Brother Andrew said the rapid rise of Islam “would be the biggest threat to the Christian church worldwide.”
He traveled extensively across the Middle East and Asia. He regularly visited Pakistan, where many Christians face persecution. Several believers have been killed for their faith in Christ, often on false accusations of “blasphemy against Islam,” Open Doors established.
Brother Andrew often defended his decision to talk to leaders of Islamic terror groups such as the Taliban, Hamas, and Hezbollah saying he had shared the Gospel with them. He also spoke about his Christian faith with then Palestinian leader Yasser Arafat.

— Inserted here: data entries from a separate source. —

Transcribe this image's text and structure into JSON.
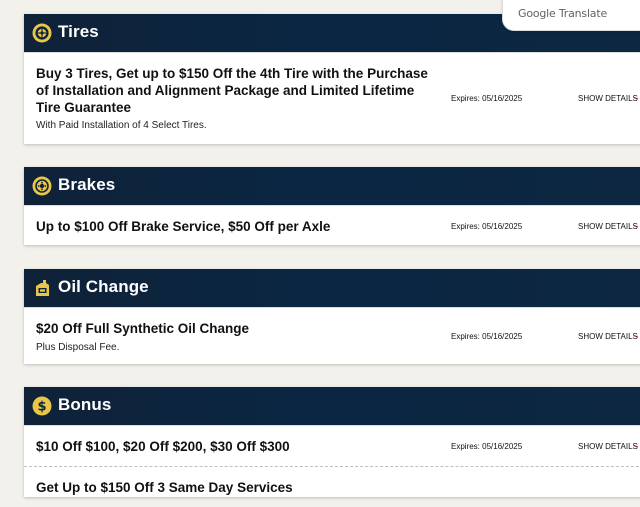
{
  "translate_badge": {
    "label": "Google Translate"
  },
  "sections": [
    {
      "title": "Tires",
      "icon": "tire-icon",
      "offers": [
        {
          "title": "Buy 3 Tires, Get up to $150 Off the 4th Tire with the Purchase of Installation and Alignment Package and Limited Lifetime Tire Guarantee",
          "subtitle": "With Paid Installation of 4 Select Tires.",
          "expires": "Expires: 05/16/2025",
          "details": "SHOW DETAILS"
        }
      ]
    },
    {
      "title": "Brakes",
      "icon": "brake-icon",
      "offers": [
        {
          "title": "Up to $100 Off Brake Service, $50 Off per Axle",
          "expires": "Expires: 05/16/2025",
          "details": "SHOW DETAILS"
        }
      ]
    },
    {
      "title": "Oil Change",
      "icon": "oil-bottle-icon",
      "offers": [
        {
          "title": "$20 Off Full Synthetic Oil Change",
          "subtitle": "Plus Disposal Fee.",
          "expires": "Expires: 05/16/2025",
          "details": "SHOW DETAILS"
        }
      ]
    },
    {
      "title": "Bonus",
      "icon": "dollar-coin-icon",
      "offers": [
        {
          "title": "$10 Off $100, $20 Off $200, $30 Off $300",
          "expires": "Expires: 05/16/2025",
          "details": "SHOW DETAILS"
        },
        {
          "title": "Get Up to $150 Off 3 Same Day Services"
        }
      ]
    }
  ],
  "colors": {
    "header_bg": "#0b2440",
    "icon_gold": "#e9c645",
    "arrow_red": "#d62828",
    "page_bg": "#f3f1ec"
  }
}
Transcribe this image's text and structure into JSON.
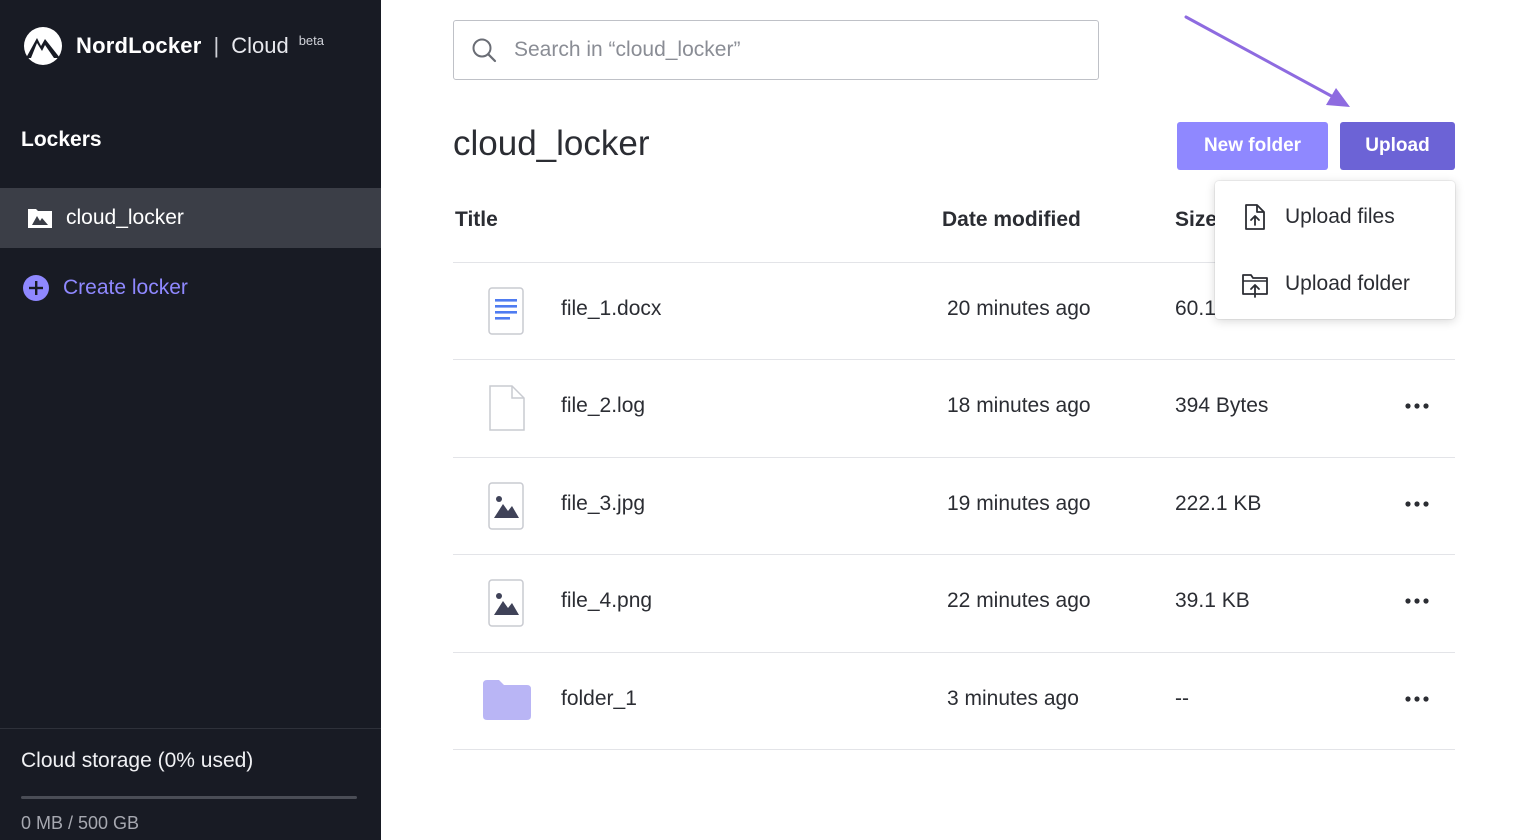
{
  "brand": {
    "name": "NordLocker",
    "separator": "|",
    "product": "Cloud",
    "badge": "beta"
  },
  "sidebar": {
    "section_title": "Lockers",
    "lockers": [
      {
        "label": "cloud_locker",
        "icon": "locker-icon"
      }
    ],
    "create_label": "Create locker",
    "storage": {
      "title": "Cloud storage (0% used)",
      "amount": "0 MB / 500 GB",
      "used_fraction": 0.0
    }
  },
  "search": {
    "placeholder": "Search in “cloud_locker”",
    "value": ""
  },
  "header": {
    "title": "cloud_locker",
    "new_folder_label": "New folder",
    "upload_label": "Upload"
  },
  "table": {
    "columns": {
      "title": "Title",
      "date": "Date modified",
      "size": "Size"
    },
    "rows": [
      {
        "name": "file_1.docx",
        "date": "20 minutes ago",
        "size": "60.1",
        "icon": "document-icon",
        "has_more": false
      },
      {
        "name": "file_2.log",
        "date": "18 minutes ago",
        "size": "394 Bytes",
        "icon": "file-icon",
        "has_more": true
      },
      {
        "name": "file_3.jpg",
        "date": "19 minutes ago",
        "size": "222.1 KB",
        "icon": "image-icon",
        "has_more": true
      },
      {
        "name": "file_4.png",
        "date": "22 minutes ago",
        "size": "39.1 KB",
        "icon": "image-icon",
        "has_more": true
      },
      {
        "name": "folder_1",
        "date": "3 minutes ago",
        "size": "--",
        "icon": "folder-icon",
        "has_more": true
      }
    ]
  },
  "upload_menu": {
    "items": [
      {
        "label": "Upload files",
        "icon": "upload-file-icon"
      },
      {
        "label": "Upload folder",
        "icon": "upload-folder-icon"
      }
    ]
  },
  "colors": {
    "sidebar_bg": "#181b24",
    "accent": "#8f88ff",
    "accent_dark": "#6c63d6",
    "folder": "#b9b5f5",
    "annotation_arrow": "#8e6be0"
  }
}
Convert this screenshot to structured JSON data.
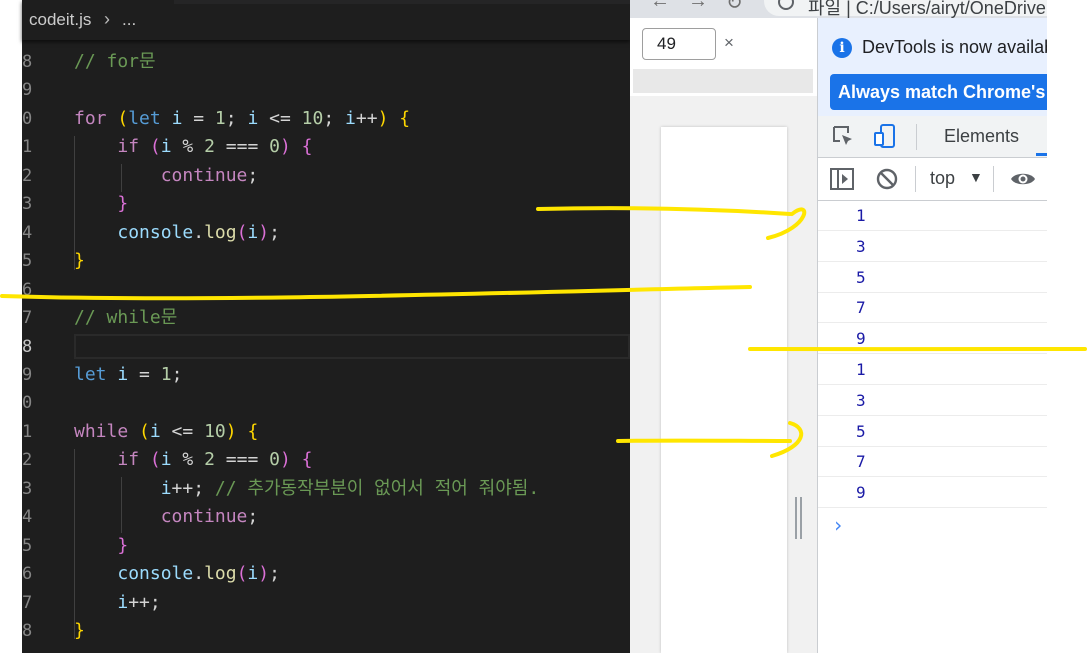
{
  "editor": {
    "breadcrumb": {
      "file": "codeit.js",
      "separator": "›",
      "more": "..."
    },
    "lines": [
      {
        "num": "8",
        "tokens": [
          [
            "c-cmt",
            "// for문"
          ]
        ]
      },
      {
        "num": "9",
        "tokens": []
      },
      {
        "num": "0",
        "tokens": [
          [
            "c-kw",
            "for"
          ],
          [
            "c-op",
            " "
          ],
          [
            "c-p1",
            "("
          ],
          [
            "c-kwb",
            "let"
          ],
          [
            "c-op",
            " "
          ],
          [
            "c-var",
            "i"
          ],
          [
            "c-op",
            " = "
          ],
          [
            "c-num",
            "1"
          ],
          [
            "c-op",
            "; "
          ],
          [
            "c-var",
            "i"
          ],
          [
            "c-op",
            " <= "
          ],
          [
            "c-num",
            "10"
          ],
          [
            "c-op",
            "; "
          ],
          [
            "c-var",
            "i"
          ],
          [
            "c-op",
            "++"
          ],
          [
            "c-p1",
            ")"
          ],
          [
            "c-op",
            " "
          ],
          [
            "c-p1",
            "{"
          ]
        ]
      },
      {
        "num": "1",
        "tokens": [
          [
            "c-op",
            "    "
          ],
          [
            "c-kw",
            "if"
          ],
          [
            "c-op",
            " "
          ],
          [
            "c-p2",
            "("
          ],
          [
            "c-var",
            "i"
          ],
          [
            "c-op",
            " % "
          ],
          [
            "c-num",
            "2"
          ],
          [
            "c-op",
            " === "
          ],
          [
            "c-num",
            "0"
          ],
          [
            "c-p2",
            ")"
          ],
          [
            "c-op",
            " "
          ],
          [
            "c-p2",
            "{"
          ]
        ]
      },
      {
        "num": "2",
        "tokens": [
          [
            "c-op",
            "        "
          ],
          [
            "c-kw",
            "continue"
          ],
          [
            "c-op",
            ";"
          ]
        ]
      },
      {
        "num": "3",
        "tokens": [
          [
            "c-op",
            "    "
          ],
          [
            "c-p2",
            "}"
          ]
        ]
      },
      {
        "num": "4",
        "tokens": [
          [
            "c-op",
            "    "
          ],
          [
            "c-var",
            "console"
          ],
          [
            "c-op",
            "."
          ],
          [
            "c-fn",
            "log"
          ],
          [
            "c-p2",
            "("
          ],
          [
            "c-var",
            "i"
          ],
          [
            "c-p2",
            ")"
          ],
          [
            "c-op",
            ";"
          ]
        ]
      },
      {
        "num": "5",
        "tokens": [
          [
            "c-p1",
            "}"
          ]
        ]
      },
      {
        "num": "6",
        "tokens": []
      },
      {
        "num": "7",
        "tokens": [
          [
            "c-cmt",
            "// while문"
          ]
        ]
      },
      {
        "num": "8",
        "tokens": [],
        "active": true
      },
      {
        "num": "9",
        "tokens": [
          [
            "c-kwb",
            "let"
          ],
          [
            "c-op",
            " "
          ],
          [
            "c-var",
            "i"
          ],
          [
            "c-op",
            " = "
          ],
          [
            "c-num",
            "1"
          ],
          [
            "c-op",
            ";"
          ]
        ]
      },
      {
        "num": "0",
        "tokens": []
      },
      {
        "num": "1",
        "tokens": [
          [
            "c-kw",
            "while"
          ],
          [
            "c-op",
            " "
          ],
          [
            "c-p1",
            "("
          ],
          [
            "c-var",
            "i"
          ],
          [
            "c-op",
            " <= "
          ],
          [
            "c-num",
            "10"
          ],
          [
            "c-p1",
            ")"
          ],
          [
            "c-op",
            " "
          ],
          [
            "c-p1",
            "{"
          ]
        ]
      },
      {
        "num": "2",
        "tokens": [
          [
            "c-op",
            "    "
          ],
          [
            "c-kw",
            "if"
          ],
          [
            "c-op",
            " "
          ],
          [
            "c-p2",
            "("
          ],
          [
            "c-var",
            "i"
          ],
          [
            "c-op",
            " % "
          ],
          [
            "c-num",
            "2"
          ],
          [
            "c-op",
            " === "
          ],
          [
            "c-num",
            "0"
          ],
          [
            "c-p2",
            ")"
          ],
          [
            "c-op",
            " "
          ],
          [
            "c-p2",
            "{"
          ]
        ]
      },
      {
        "num": "3",
        "tokens": [
          [
            "c-op",
            "        "
          ],
          [
            "c-var",
            "i"
          ],
          [
            "c-op",
            "++; "
          ],
          [
            "c-cmt",
            "// 추가동작부분이 없어서 적어 줘야됨."
          ]
        ]
      },
      {
        "num": "4",
        "tokens": [
          [
            "c-op",
            "        "
          ],
          [
            "c-kw",
            "continue"
          ],
          [
            "c-op",
            ";"
          ]
        ]
      },
      {
        "num": "5",
        "tokens": [
          [
            "c-op",
            "    "
          ],
          [
            "c-p2",
            "}"
          ]
        ]
      },
      {
        "num": "6",
        "tokens": [
          [
            "c-op",
            "    "
          ],
          [
            "c-var",
            "console"
          ],
          [
            "c-op",
            "."
          ],
          [
            "c-fn",
            "log"
          ],
          [
            "c-p2",
            "("
          ],
          [
            "c-var",
            "i"
          ],
          [
            "c-p2",
            ")"
          ],
          [
            "c-op",
            ";"
          ]
        ]
      },
      {
        "num": "7",
        "tokens": [
          [
            "c-op",
            "    "
          ],
          [
            "c-var",
            "i"
          ],
          [
            "c-op",
            "++;"
          ]
        ]
      },
      {
        "num": "8",
        "tokens": [
          [
            "c-p1",
            "}"
          ]
        ]
      }
    ]
  },
  "browser": {
    "url": "파일 | C:/Users/airyt/OneDrive",
    "zoom_value": "49",
    "zoom_close": "×"
  },
  "devtools": {
    "notice_text": "DevTools is now available in Korean",
    "notice_button": "Always match Chrome's language",
    "tab_elements": "Elements",
    "context_label": "top",
    "context_arrow": "▼",
    "console_output": [
      "1",
      "3",
      "5",
      "7",
      "9",
      "1",
      "3",
      "5",
      "7",
      "9"
    ],
    "prompt_symbol": "›"
  },
  "annotation_color": "#ffe600"
}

Amid mounting Islamic violence against Christians in the Middle East, the Persian Gulf, North Africa, and Southeast Asia he stressed it was crucial not to take revenge. “If we have a hostile picture of a political or religious group or a nation, the love of God cannot reach us to do something about it,” Brother Andrew argued.
In the 1990s, he received a royal award and the Religious Liberty Award from the World Evangelical Alliance for “his commitment to the persecuted church and his passion for spreading the Gospel.”
Yet he said at the time that he was most proud that he got the title “Blood brother” from a tribe of Apache Indians, a group of culturally related Native American tribes in the 1980s. As part of the tribal ceremony, Indians gave him a name meaning: “he breaks through barriers.”
Brother Andrew, or Anne van der Bijl, was married for nearly 60 years to Corry van der Bijl, who remained in the background while supporting him. She passed away in 2018.
Anne and Corry van der Bijl had five children and eleven grandchildren.
“Today, we miss our brother, Anne (Andrew) van der Bijl. But we’re also thankful, and feel like the mission God gave Andrew is just beginning,” Open Doors’ Curry said. “We’re so grateful to Jesus for Andrew’s life—and for the vision Brother Andrew led us into for 67 years.”
He said Open Doors had set up a special website BrotherAndrewLegacy.org where Christians can “share how Brother Andrew touched” their lives. “And now, we press on. Because in the words of Brother Andrew, ‘there is more work to do’,” Curry added.